The National Development and Reform Commission, the top economic planner, has informed all provincial governments, nuclear power generation companies and grid operators of the benchmark price for electricity from new nuclear power stations.
The price, which applies to any plant that begins operation after Jan 1 this year, is 0.43 yuan (7 US cents) per kilowatt-hour. The aim is to achieve rational investment in nuclear power and healthier, sustainable development of the sector.
Previously, nuclear power prices varied according to individual plants’ costs and local thermal power prices. That system hindered competition and innovation. The change will raise nuclear power plants’ profitability “which is good for the long-term development of the industry,” said Qi Enlan, former deputy president of the Electric Power Planning & Engineering Institute. She said the benchmark price is not bad for nuclear generators, considering the cost levels in the industry.
“China’s nuclear cost for each kilowatt-hour is about 0.4 yuan. Thus, the new rule will attract increased capital into the nuclear industrial chain,” said Wang Xiaokun, an analyst specializing in the clean energy industry at Sublime China Information Co, a commodity consultancy. Qi agreed that the benchmark price will improve profits for nuclear plants, especially those in Guangdong and Zhejiang provinces.
“Nuclear power is clean energy, which will be greatly developed in the country in the future. Thus, the government should encourage its investment for better development,” said Qi. “Although the unit generation cost for nuclear power is relatively low, the initial investment is huge. The companies still have pressure to repay their debt during the first a few years of operation.”

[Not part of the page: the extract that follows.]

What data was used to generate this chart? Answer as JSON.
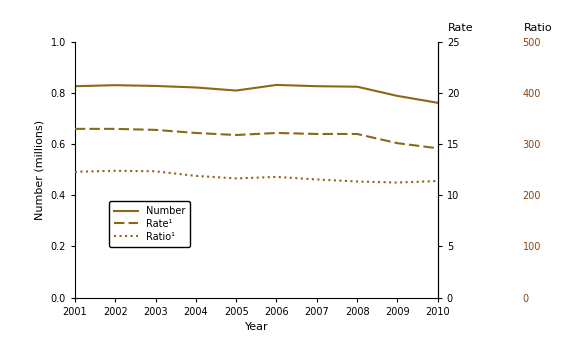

For different provinces and regions, the new rule means that if the nuclear power benchmark price is higher than the local thermal power price, the nuclear plants will follow the local thermal power price standards.
The NDRC also said that in cases where new nuclear power plants are demonstration projects relying on domestic independent innovation and localized equipment production, the nuclear power prices can be raised “to some extent” based on the benchmark price.
Qi said it is a significant supplement for the pricing mechanism, which will help guarantee profitability for new nuclear projects with high scientific and innovation costs.
Under China’s plan for nuclear power development (2011-20) approved by the State Council in October, installed nuclear power generation capacity will ultimately reach 58 million kilowatts, and all new nuclear reactors must comply with the most stringent international standards.